公営住宅などにおける家具固定普及策の一層の推進を求める会長声明
当会は、2019年6月11日、「原状回復義務に関し、公営住宅などにおける家具固定の普及策を求める会長声明」を公表し、公営住宅において家具転倒防止措置のためのネジ穴等は原則として通常損耗にあたるものとして原状回復義務の対象から除外するものとの方針を明らかとすることを求めた。あわせて、県内各自治体を訪問し、同会長声明を踏まえた対応をお願いしてきたところである。
この度、当会において、県内自治体に対し、家具転倒防止措置のためのネジ穴等について原状回復義務の対象から除外するとの方針を明らかにしているかなどを問うアンケートを実施し、80パーセントの自治体から回答をいただいた。
その結果、72・2パーセントの自治体においては、家具転倒防止措置のためのネジ穴等について原状回復を求めていないことが明らかとなった。多くの自治体において、防災の観点で適切な対応をされていることを高く評価したい。
他方、上記自治体のうち、原状回復を求めないとの方針を周知している自治体は15・4パーセントにとどまる。

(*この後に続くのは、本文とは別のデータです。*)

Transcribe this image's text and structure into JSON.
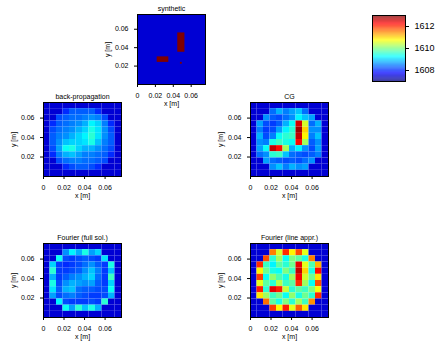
{
  "chart_data": [
    {
      "type": "heatmap",
      "title": "synthetic",
      "x_label": "x [m]",
      "y_label": "y [m]",
      "xlim": [
        0,
        0.076
      ],
      "ylim": [
        0,
        0.076
      ],
      "xticks": [
        0,
        0.02,
        0.04,
        0.06
      ],
      "yticks": [
        0.02,
        0.04,
        0.06
      ],
      "shapes": [
        {
          "x1": 0,
          "x2": 0.076,
          "y1": 0,
          "y2": 0.076,
          "value": 1607.5
        },
        {
          "x1": 0.022,
          "x2": 0.035,
          "y1": 0.024,
          "y2": 0.03,
          "value": 1613
        },
        {
          "x1": 0.045,
          "x2": 0.053,
          "y1": 0.035,
          "y2": 0.056,
          "value": 1613
        },
        {
          "x1": 0.048,
          "x2": 0.05,
          "y1": 0.022,
          "y2": 0.024,
          "value": 1613
        }
      ]
    },
    {
      "type": "heatmap",
      "title": "back-propagation",
      "x_label": "x [m]",
      "y_label": "y [m]",
      "xlim": [
        0,
        0.076
      ],
      "ylim": [
        0,
        0.076
      ],
      "xticks": [
        0,
        0.02,
        0.04,
        0.06
      ],
      "yticks": [
        0.02,
        0.04,
        0.06
      ],
      "z": [
        [
          1607.5,
          1607.5,
          1607.5,
          1607.5,
          1607.5,
          1607.5,
          1607.5,
          1607.5,
          1607.5,
          1607.5,
          1607.5,
          1607.5
        ],
        [
          1607.5,
          1607.5,
          1607.5,
          1608,
          1608.3,
          1608.3,
          1608.3,
          1608.3,
          1608,
          1607.5,
          1607.5,
          1607.5
        ],
        [
          1607.5,
          1607.5,
          1608.2,
          1608.3,
          1608.4,
          1608.4,
          1608.5,
          1608.6,
          1608.5,
          1608.2,
          1607.5,
          1607.5
        ],
        [
          1607.5,
          1608,
          1608.3,
          1608.4,
          1608.5,
          1608.6,
          1608.8,
          1609.2,
          1609,
          1608.5,
          1608,
          1607.5
        ],
        [
          1607.5,
          1608.2,
          1608.4,
          1608.5,
          1608.6,
          1608.8,
          1609,
          1609.4,
          1609.1,
          1608.6,
          1608.2,
          1607.5
        ],
        [
          1607.5,
          1608.3,
          1608.5,
          1608.6,
          1608.8,
          1609,
          1609.2,
          1609.5,
          1609.1,
          1608.6,
          1608.3,
          1607.5
        ],
        [
          1607.5,
          1608.3,
          1608.6,
          1608.9,
          1609,
          1609,
          1609.1,
          1609.4,
          1608.9,
          1608.5,
          1608.3,
          1607.5
        ],
        [
          1607.5,
          1608.2,
          1608.7,
          1609.3,
          1609.4,
          1609,
          1608.8,
          1608.8,
          1608.6,
          1608.4,
          1608.2,
          1607.5
        ],
        [
          1607.5,
          1608,
          1608.5,
          1608.8,
          1608.9,
          1608.7,
          1608.5,
          1608.5,
          1608.4,
          1608.3,
          1608,
          1607.5
        ],
        [
          1607.5,
          1607.5,
          1608.2,
          1608.4,
          1608.5,
          1608.5,
          1608.4,
          1608.4,
          1608.3,
          1608.2,
          1607.5,
          1607.5
        ],
        [
          1607.5,
          1607.5,
          1607.5,
          1608,
          1608.2,
          1608.3,
          1608.3,
          1608.2,
          1608,
          1607.5,
          1607.5,
          1607.5
        ],
        [
          1607.5,
          1607.5,
          1607.5,
          1607.5,
          1607.5,
          1607.5,
          1607.5,
          1607.5,
          1607.5,
          1607.5,
          1607.5,
          1607.5
        ]
      ]
    },
    {
      "type": "heatmap",
      "title": "CG",
      "x_label": "x [m]",
      "y_label": "y [m]",
      "xlim": [
        0,
        0.076
      ],
      "ylim": [
        0,
        0.076
      ],
      "xticks": [
        0,
        0.02,
        0.04,
        0.06
      ],
      "yticks": [
        0.02,
        0.04,
        0.06
      ],
      "z": [
        [
          1607.5,
          1607.5,
          1607.5,
          1607.5,
          1607.5,
          1607.5,
          1607.5,
          1607.5,
          1607.5,
          1607.5,
          1607.5,
          1607.5
        ],
        [
          1607.5,
          1607.5,
          1607.5,
          1608.4,
          1608.8,
          1608.5,
          1608.7,
          1608.9,
          1608.4,
          1607.5,
          1607.5,
          1607.5
        ],
        [
          1607.5,
          1607.5,
          1608.6,
          1608.3,
          1608.2,
          1608.4,
          1608.6,
          1609.2,
          1608.9,
          1608.7,
          1607.5,
          1607.5
        ],
        [
          1607.5,
          1608.7,
          1608.2,
          1608.1,
          1608.3,
          1608.8,
          1609.3,
          1612.5,
          1610.5,
          1608.4,
          1608.8,
          1607.5
        ],
        [
          1607.5,
          1608.5,
          1608.1,
          1608.2,
          1608.7,
          1609.2,
          1609.5,
          1612.8,
          1611,
          1608.6,
          1608.6,
          1607.5
        ],
        [
          1607.5,
          1608.8,
          1608.2,
          1608.5,
          1609.3,
          1609.5,
          1609.6,
          1612.6,
          1610.8,
          1608.5,
          1608.9,
          1607.5
        ],
        [
          1607.5,
          1608.6,
          1608.5,
          1609.4,
          1609.6,
          1609.4,
          1609.3,
          1612.2,
          1610.2,
          1608.3,
          1608.6,
          1607.5
        ],
        [
          1607.5,
          1608.7,
          1609.3,
          1612.6,
          1612.2,
          1610.2,
          1608.8,
          1609.2,
          1608.6,
          1608.2,
          1608.7,
          1607.5
        ],
        [
          1607.5,
          1608.4,
          1608.6,
          1609.5,
          1609.6,
          1608.9,
          1608.4,
          1608.3,
          1608.2,
          1608.3,
          1608.5,
          1607.5
        ],
        [
          1607.5,
          1607.5,
          1608.7,
          1608.4,
          1608.3,
          1608.2,
          1608.3,
          1608.2,
          1608.4,
          1608.6,
          1607.5,
          1607.5
        ],
        [
          1607.5,
          1607.5,
          1607.5,
          1608.6,
          1608.9,
          1608.5,
          1608.8,
          1608.6,
          1608.7,
          1607.5,
          1607.5,
          1607.5
        ],
        [
          1607.5,
          1607.5,
          1607.5,
          1607.5,
          1607.5,
          1607.5,
          1607.5,
          1607.5,
          1607.5,
          1607.5,
          1607.5,
          1607.5
        ]
      ]
    },
    {
      "type": "heatmap",
      "title": "Fourier (full sol.)",
      "x_label": "x [m]",
      "y_label": "y [m]",
      "xlim": [
        0,
        0.076
      ],
      "ylim": [
        0,
        0.076
      ],
      "xticks": [
        0,
        0.02,
        0.04,
        0.06
      ],
      "yticks": [
        0.02,
        0.04,
        0.06
      ],
      "z": [
        [
          1607.5,
          1607.5,
          1607.5,
          1607.5,
          1607.5,
          1607.5,
          1607.5,
          1607.5,
          1607.5,
          1607.5,
          1607.5,
          1607.5
        ],
        [
          1607.5,
          1607.5,
          1607.5,
          1608.6,
          1609.2,
          1608.8,
          1609.4,
          1608.7,
          1609,
          1607.5,
          1607.5,
          1607.5
        ],
        [
          1607.5,
          1607.5,
          1609.3,
          1608.2,
          1608.1,
          1608.2,
          1608.3,
          1608.2,
          1608.1,
          1609.1,
          1607.5,
          1607.5
        ],
        [
          1607.5,
          1609,
          1608.1,
          1608,
          1608.1,
          1608.2,
          1608.4,
          1608.6,
          1608.3,
          1608.1,
          1609.4,
          1607.5
        ],
        [
          1607.5,
          1609.5,
          1608.1,
          1608.1,
          1608.2,
          1608.3,
          1608.6,
          1608.9,
          1608.5,
          1608.1,
          1608.9,
          1607.5
        ],
        [
          1607.5,
          1608.8,
          1608.1,
          1608.3,
          1608.5,
          1608.6,
          1608.8,
          1609,
          1608.4,
          1608.1,
          1609.6,
          1607.5
        ],
        [
          1607.5,
          1609.4,
          1608.2,
          1608.6,
          1608.8,
          1608.7,
          1608.6,
          1608.7,
          1608.3,
          1608.1,
          1609,
          1607.5
        ],
        [
          1607.5,
          1609.1,
          1608.3,
          1608.8,
          1608.9,
          1608.4,
          1608.3,
          1608.3,
          1608.2,
          1608.2,
          1609.3,
          1607.5
        ],
        [
          1607.5,
          1608.7,
          1608.2,
          1608.4,
          1608.5,
          1608.3,
          1608.2,
          1608.1,
          1608.1,
          1608.2,
          1608.8,
          1607.5
        ],
        [
          1607.5,
          1607.5,
          1609.2,
          1608.2,
          1608.1,
          1608.1,
          1608.1,
          1608.2,
          1608.1,
          1609.5,
          1607.5,
          1607.5
        ],
        [
          1607.5,
          1607.5,
          1607.5,
          1609.3,
          1608.7,
          1609.5,
          1608.9,
          1609.4,
          1608.8,
          1607.5,
          1607.5,
          1607.5
        ],
        [
          1607.5,
          1607.5,
          1607.5,
          1607.5,
          1607.5,
          1607.5,
          1607.5,
          1607.5,
          1607.5,
          1607.5,
          1607.5,
          1607.5
        ]
      ]
    },
    {
      "type": "heatmap",
      "title": "Fourier (line appr.)",
      "x_label": "x [m]",
      "y_label": "y [m]",
      "xlim": [
        0,
        0.076
      ],
      "ylim": [
        0,
        0.076
      ],
      "xticks": [
        0,
        0.02,
        0.04,
        0.06
      ],
      "yticks": [
        0.02,
        0.04,
        0.06
      ],
      "z": [
        [
          1607.5,
          1607.5,
          1607.5,
          1607.5,
          1607.5,
          1607.5,
          1607.5,
          1607.5,
          1607.5,
          1607.5,
          1607.5,
          1607.5
        ],
        [
          1607.5,
          1607.5,
          1607.5,
          1611.5,
          1610.5,
          1612,
          1610.8,
          1611.8,
          1610.6,
          1607.5,
          1607.5,
          1607.5
        ],
        [
          1607.5,
          1607.5,
          1611.8,
          1609.5,
          1610.2,
          1609.3,
          1610,
          1609.8,
          1609.4,
          1611.5,
          1607.5,
          1607.5
        ],
        [
          1607.5,
          1612,
          1609.6,
          1609.2,
          1609.8,
          1609.5,
          1609.9,
          1612.4,
          1610.6,
          1609.7,
          1611.2,
          1607.5
        ],
        [
          1607.5,
          1610.8,
          1609.9,
          1609.4,
          1609.3,
          1610,
          1609.6,
          1612.6,
          1611,
          1609.4,
          1612.2,
          1607.5
        ],
        [
          1607.5,
          1611.9,
          1609.3,
          1610.1,
          1609.7,
          1609.4,
          1610.2,
          1612.3,
          1610.5,
          1609.9,
          1610.9,
          1607.5
        ],
        [
          1607.5,
          1610.6,
          1609.8,
          1609.5,
          1610.3,
          1609.6,
          1609.8,
          1612,
          1610.2,
          1609.3,
          1611.8,
          1607.5
        ],
        [
          1607.5,
          1612.1,
          1609.5,
          1612.4,
          1612.1,
          1610.4,
          1609.5,
          1609.8,
          1609.6,
          1610,
          1610.7,
          1607.5
        ],
        [
          1607.5,
          1610.9,
          1610.2,
          1609.6,
          1609.9,
          1609.3,
          1610.1,
          1609.4,
          1609.9,
          1609.5,
          1612,
          1607.5
        ],
        [
          1607.5,
          1607.5,
          1611.6,
          1609.8,
          1609.4,
          1610,
          1609.5,
          1610.2,
          1609.6,
          1611.4,
          1607.5,
          1607.5
        ],
        [
          1607.5,
          1607.5,
          1607.5,
          1611.9,
          1610.8,
          1612.1,
          1610.6,
          1611.7,
          1610.9,
          1607.5,
          1607.5,
          1607.5
        ],
        [
          1607.5,
          1607.5,
          1607.5,
          1607.5,
          1607.5,
          1607.5,
          1607.5,
          1607.5,
          1607.5,
          1607.5,
          1607.5,
          1607.5
        ]
      ]
    },
    {
      "type": "colorbar",
      "zlim": [
        1607,
        1613
      ],
      "zticks": [
        1608,
        1610,
        1612
      ]
    }
  ]
}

せっかくの有益な方針が十分効果を発揮しないことが懸念されるところである。
家具転倒防止措置のためのネジ穴等について原状回復を求めないとの方針を取っていない自治体に対しては、取っている自治体が多数を占めること、家具転倒防止措置が防災上極めて有意義であることから、あらためて原状回復を求めないという方針を取っていただくよう要請する。
また、すでに方針をとっている自治体については、その方針をより意義深く効果的なものとする観点から、住民への周知を行うよう期待したい。